Kondome in Passform - eine sinnvolle Idee?

Bunte Kondome.

Kondome in Passform - eine sinnvolle Idee?

Von Andreas Sträter

  • Eine Firma aus Boston bietet Kondome in 60 Größen an
  • Die Hoffnung: Mehr Männer sollen sie nutzen
  • Ändert die neuen Bandbreite das Nutzungsverhalten?

Kondome sind noch immer noch der beste Schutz vor Aids, unerwünschten Schwangerschaften und Geschlechtskrankheiten. Eine Firma in den USA (Boston) bietet mittlerweile Kondome in 60 verschiedenen Größen an. Passend zur europäischen Aids-Konferenz, die am Mittwoch (25.10.2017) in Mailand beginnt, stellt sich da die Frage, ob die vielen Varianten überhaupt sinnvoll sind.

In Deutschland werden pro Jahr etwa 220 Millionen Kondome verkauft, zumeist in den klassischen Größen XS, einer mittleren Größe für den Durchschnitt und in XL. Damit sei der Durchschnitts-Europäer gut versorgt, erläutert Erik Sauer von der Kölner Aidshilfe. Er geht zudem nicht davon aus, dass es einen Absatzmarkt für millimetergenaue Kondomgrößen gibt.

Kondome sind elastisch und dehnbar

"Cool": Plakat der BzgA aus der Reihe "Gib Aids keine Chance"

"Gib Aids keine Chance"

Ebenso sieht das auch Robert Richter, Sprecher des Fachbereichs Kondome beim Bundesverband Medizintechnologie und Geschäftsführer einer Firma für Kondome in Bielefeld: "Grundsätzlich sind Kondome sehr elastisch und um das sieben- bis achtfache dehnbar", erklärt er dem WDR. Kondome bestehen entweder aus Naturkautschuk-Latex oder aus einem vergleichbaren synthetischen Material.

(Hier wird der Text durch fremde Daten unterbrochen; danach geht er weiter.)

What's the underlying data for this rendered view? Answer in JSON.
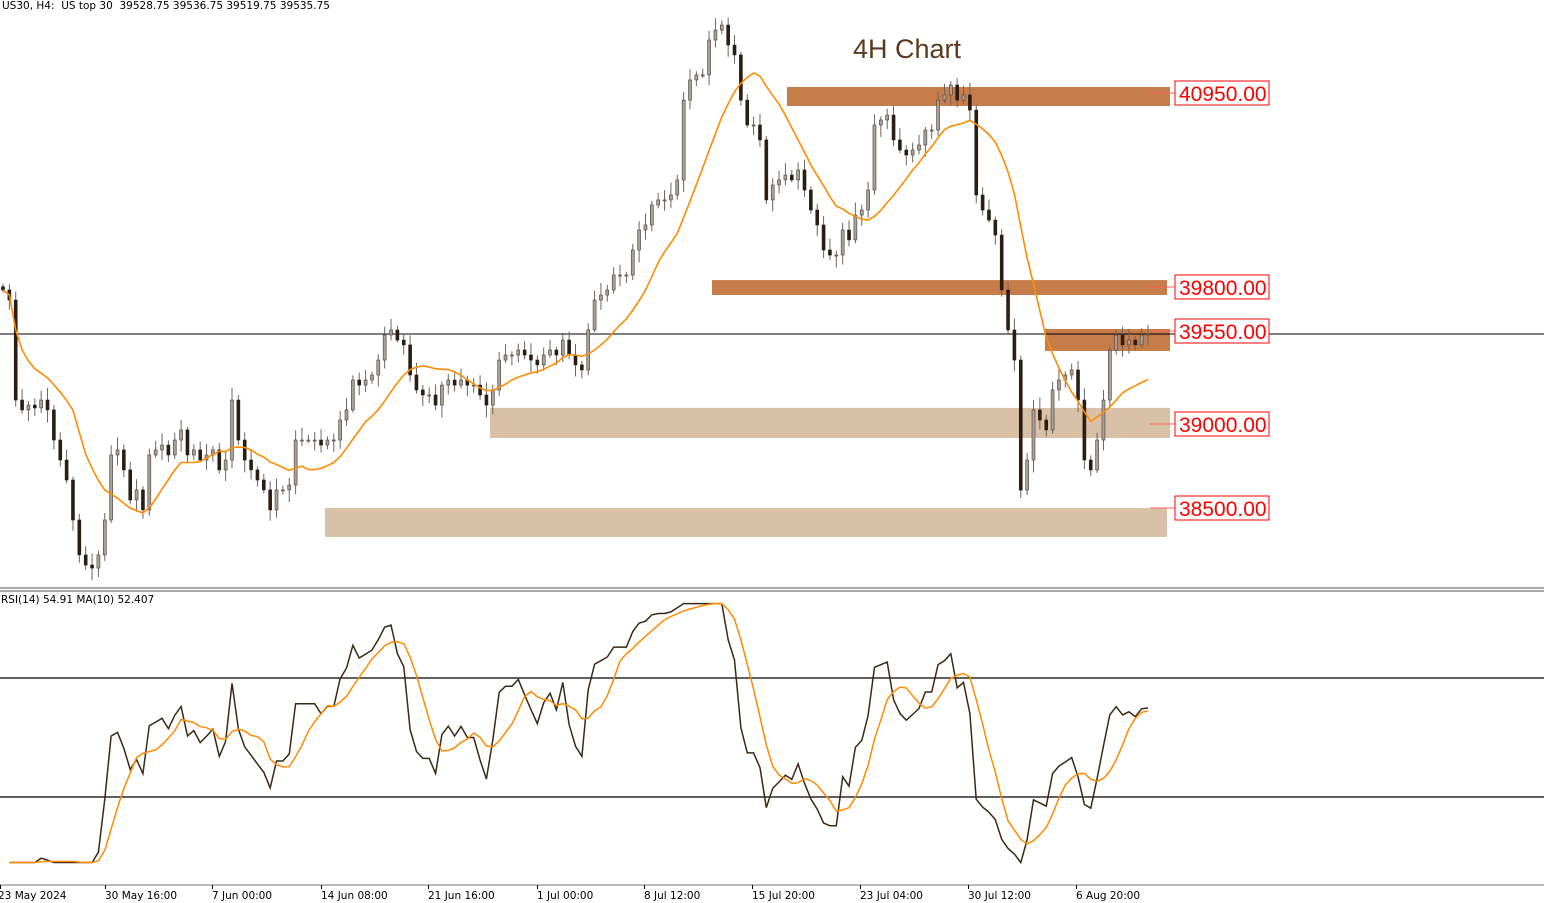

Die meisten Männer greifen eher zu großen Kondomen - schon aus psychologischen Gründen, wie Erik Sauer sagt: "Wenn man einen kleinen Penis hat, würde man trotzdem eher zu einer Durchschnittsgröße tendieren. Man würde nicht ins Geschäft gehen und sich ein XS-Kondom kaufen."

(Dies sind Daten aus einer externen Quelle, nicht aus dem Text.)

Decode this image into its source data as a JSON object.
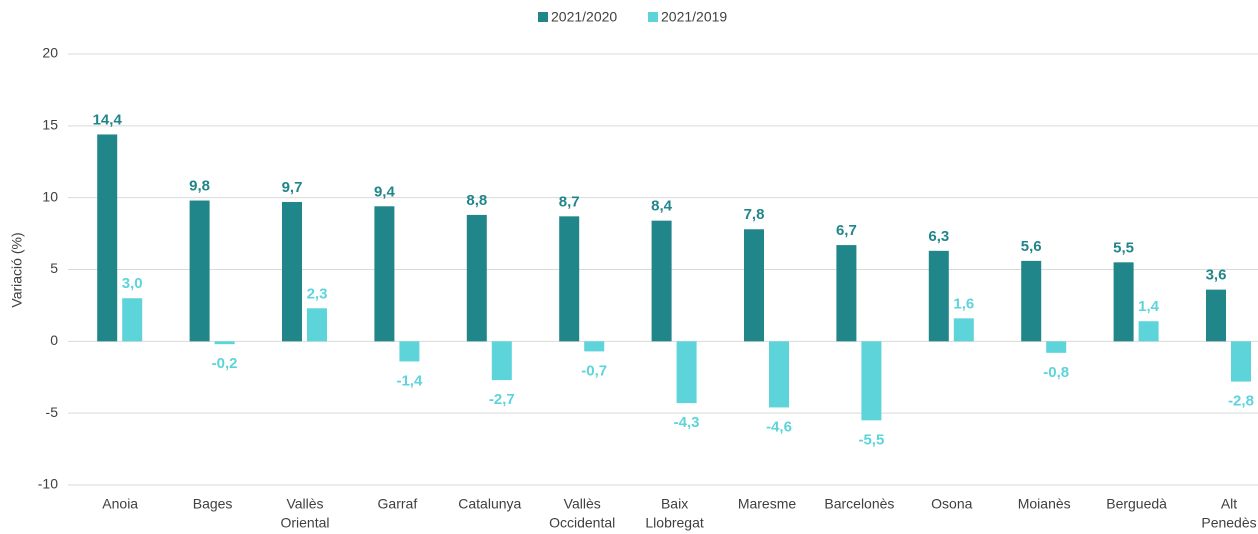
{
  "chart_data": {
    "type": "bar",
    "y_label": "Variació (%)",
    "categories": [
      [
        "Anoia"
      ],
      [
        "Bages"
      ],
      [
        "Vallès",
        "Oriental"
      ],
      [
        "Garraf"
      ],
      [
        "Catalunya"
      ],
      [
        "Vallès",
        "Occidental"
      ],
      [
        "Baix",
        "Llobregat"
      ],
      [
        "Maresme"
      ],
      [
        "Barcelonès"
      ],
      [
        "Osona"
      ],
      [
        "Moianès"
      ],
      [
        "Berguedà"
      ],
      [
        "Alt",
        "Penedès"
      ]
    ],
    "series": [
      {
        "name": "2021/2020",
        "color": "#21868a",
        "values": [
          14.4,
          9.8,
          9.7,
          9.4,
          8.8,
          8.7,
          8.4,
          7.8,
          6.7,
          6.3,
          5.6,
          5.5,
          3.6
        ],
        "value_labels": [
          "14,4",
          "9,8",
          "9,7",
          "9,4",
          "8,8",
          "8,7",
          "8,4",
          "7,8",
          "6,7",
          "6,3",
          "5,6",
          "5,5",
          "3,6"
        ]
      },
      {
        "name": "2021/2019",
        "color": "#5dd4da",
        "values": [
          3.0,
          -0.2,
          2.3,
          -1.4,
          -2.7,
          -0.7,
          -4.3,
          -4.6,
          -5.5,
          1.6,
          -0.8,
          1.4,
          -2.8
        ],
        "value_labels": [
          "3,0",
          "-0,2",
          "2,3",
          "-1,4",
          "-2,7",
          "-0,7",
          "-4,3",
          "-4,6",
          "-5,5",
          "1,6",
          "-0,8",
          "1,4",
          "-2,8"
        ]
      }
    ],
    "ylim": [
      -10,
      20
    ],
    "yticks": [
      -10,
      -5,
      0,
      5,
      10,
      15,
      20
    ],
    "grid": true,
    "legend": "top"
  }
}
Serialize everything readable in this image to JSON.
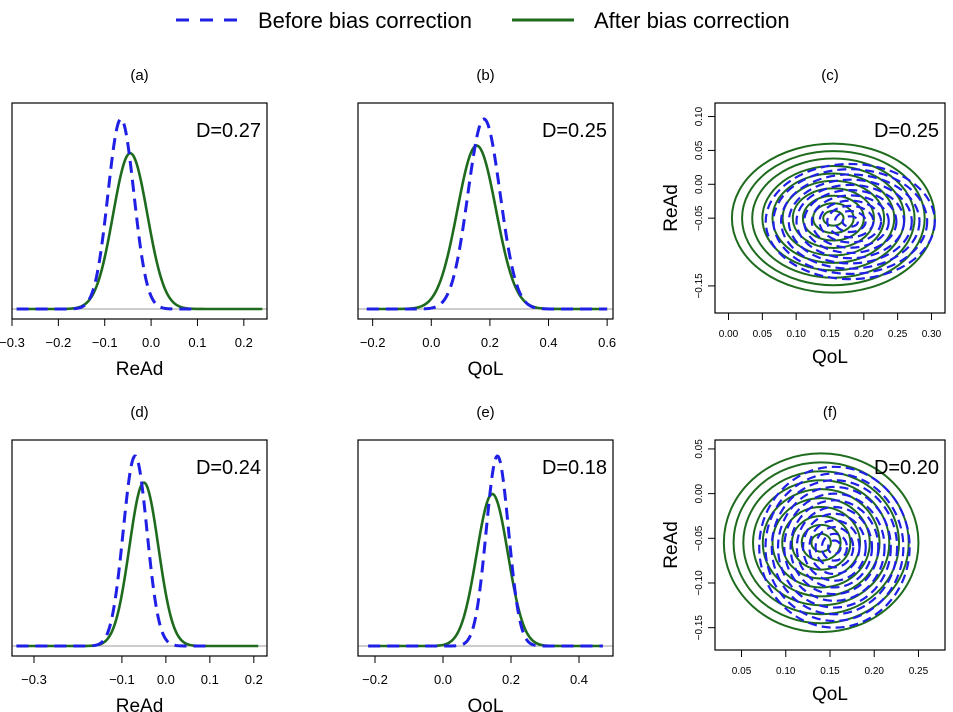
{
  "legend": {
    "before_label": "Before bias correction",
    "after_label": "After bias correction"
  },
  "colors": {
    "before": "#1f1fe6",
    "after": "#1e6b1e",
    "baseline": "#9a9a9a"
  },
  "chart_data": [
    {
      "id": "a",
      "type": "line",
      "panel_label": "(a)",
      "annotation": "D=0.27",
      "xlabel": "ReAd",
      "xlim": [
        -0.3,
        0.25
      ],
      "xticks": [
        -0.3,
        -0.2,
        -0.1,
        0.0,
        0.1,
        0.2
      ],
      "xtick_labels": [
        "−0.3",
        "−0.2",
        "−0.1",
        "0.0",
        "0.1",
        "0.2"
      ],
      "series": [
        {
          "name": "Before bias correction",
          "mean": -0.065,
          "sd": 0.028,
          "peak_rel": 1.0,
          "x_range": [
            -0.29,
            0.1
          ]
        },
        {
          "name": "After bias correction",
          "mean": -0.045,
          "sd": 0.037,
          "peak_rel": 0.82,
          "x_range": [
            -0.29,
            0.24
          ]
        }
      ]
    },
    {
      "id": "b",
      "type": "line",
      "panel_label": "(b)",
      "annotation": "D=0.25",
      "xlabel": "QoL",
      "xlim": [
        -0.25,
        0.62
      ],
      "xticks": [
        -0.2,
        0.0,
        0.2,
        0.4,
        0.6
      ],
      "xtick_labels": [
        "−0.2",
        "0.0",
        "0.2",
        "0.4",
        "0.6"
      ],
      "series": [
        {
          "name": "Before bias correction",
          "mean": 0.18,
          "sd": 0.055,
          "peak_rel": 1.0,
          "x_range": [
            -0.22,
            0.6
          ]
        },
        {
          "name": "After bias correction",
          "mean": 0.155,
          "sd": 0.066,
          "peak_rel": 0.86,
          "x_range": [
            -0.22,
            0.6
          ]
        }
      ]
    },
    {
      "id": "c",
      "type": "contour",
      "panel_label": "(c)",
      "annotation": "D=0.25",
      "xlabel": "QoL",
      "ylabel": "ReAd",
      "xlim": [
        -0.02,
        0.32
      ],
      "ylim": [
        -0.19,
        0.12
      ],
      "xticks": [
        0.0,
        0.05,
        0.1,
        0.15,
        0.2,
        0.25,
        0.3
      ],
      "xtick_labels": [
        "0.00",
        "0.05",
        "0.10",
        "0.15",
        "0.20",
        "0.25",
        "0.30"
      ],
      "yticks": [
        -0.15,
        -0.05,
        0.0,
        0.05,
        0.1
      ],
      "ytick_labels": [
        "−0.15",
        "−0.05",
        "0.00",
        "0.05",
        "0.10"
      ],
      "series": [
        {
          "name": "Before bias correction",
          "center": [
            0.18,
            -0.055
          ],
          "outer_radii": [
            0.125,
            0.085
          ],
          "levels": 11
        },
        {
          "name": "After bias correction",
          "center": [
            0.155,
            -0.05
          ],
          "outer_radii": [
            0.15,
            0.11
          ],
          "levels": 10
        }
      ]
    },
    {
      "id": "d",
      "type": "line",
      "panel_label": "(d)",
      "annotation": "D=0.24",
      "xlabel": "ReAd",
      "xlim": [
        -0.35,
        0.23
      ],
      "xticks": [
        -0.3,
        -0.1,
        0.0,
        0.1,
        0.2
      ],
      "xtick_labels": [
        "−0.3",
        "−0.1",
        "0.0",
        "0.1",
        "0.2"
      ],
      "series": [
        {
          "name": "Before bias correction",
          "mean": -0.07,
          "sd": 0.027,
          "peak_rel": 1.0,
          "x_range": [
            -0.34,
            0.1
          ]
        },
        {
          "name": "After bias correction",
          "mean": -0.05,
          "sd": 0.033,
          "peak_rel": 0.86,
          "x_range": [
            -0.34,
            0.21
          ]
        }
      ]
    },
    {
      "id": "e",
      "type": "line",
      "panel_label": "(e)",
      "annotation": "D=0.18",
      "xlabel": "QoL",
      "xlim": [
        -0.25,
        0.5
      ],
      "xticks": [
        -0.2,
        0.0,
        0.2,
        0.4
      ],
      "xtick_labels": [
        "−0.2",
        "0.0",
        "0.2",
        "0.4"
      ],
      "series": [
        {
          "name": "Before bias correction",
          "mean": 0.16,
          "sd": 0.033,
          "peak_rel": 1.0,
          "x_range": [
            -0.22,
            0.47
          ]
        },
        {
          "name": "After bias correction",
          "mean": 0.145,
          "sd": 0.046,
          "peak_rel": 0.8,
          "x_range": [
            -0.22,
            0.47
          ]
        }
      ]
    },
    {
      "id": "f",
      "type": "contour",
      "panel_label": "(f)",
      "annotation": "D=0.20",
      "xlabel": "QoL",
      "ylabel": "ReAd",
      "xlim": [
        0.02,
        0.28
      ],
      "ylim": [
        -0.175,
        0.06
      ],
      "xticks": [
        0.05,
        0.1,
        0.15,
        0.2,
        0.25
      ],
      "xtick_labels": [
        "0.05",
        "0.10",
        "0.15",
        "0.20",
        "0.25"
      ],
      "yticks": [
        -0.15,
        -0.1,
        -0.05,
        0.0,
        0.05
      ],
      "ytick_labels": [
        "−0.15",
        "−0.10",
        "−0.05",
        "0.00",
        "0.05"
      ],
      "series": [
        {
          "name": "Before bias correction",
          "center": [
            0.155,
            -0.06
          ],
          "outer_radii": [
            0.085,
            0.09
          ],
          "levels": 12
        },
        {
          "name": "After bias correction",
          "center": [
            0.14,
            -0.055
          ],
          "outer_radii": [
            0.11,
            0.1
          ],
          "levels": 10
        }
      ]
    }
  ]
}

Ein Kondom müsse vor allem sicher sitzen, sagt Robert Richter: "Je kleiner ein Kondom ist, desto straffer sitzt es auf dem Penis." Ein passendes Kondom sei zudem beim Liebesspiel kaum zu spüren.

Änderungen im Nutzungsverhalten?

Die neue Bandbreite an Kondomgrößen werde allerdings kaum dazu führen, dass sich das Kondom-Nutzungsverhalten ändert, erklärt Sauer von der Aidshilfe. "Leute nutzen Kondome, weil sie sich vor sexuell übertragbaren Infektionen schützen wollen - oder sie nutzen es eben nicht." Für Sauer sind die 60 verschiedenen Kondomgrößen ein PR-Gag: "Die braucht kein Mensch."

Im Drogeriemarkt werden die neuen Varianten wohl so schnell nicht angeboten – dafür müsste in den Regalen zu viel Platz geschaffen werden, vermutet Sauer. Zudem müssten Männer ganz genau ihre Größe wissen. Die ist gar nicht so leicht zu ermitteln, weil es bei der Messung eines erigierten Penisses ohnehin ganz leicht zu Abweichungen kommen kann.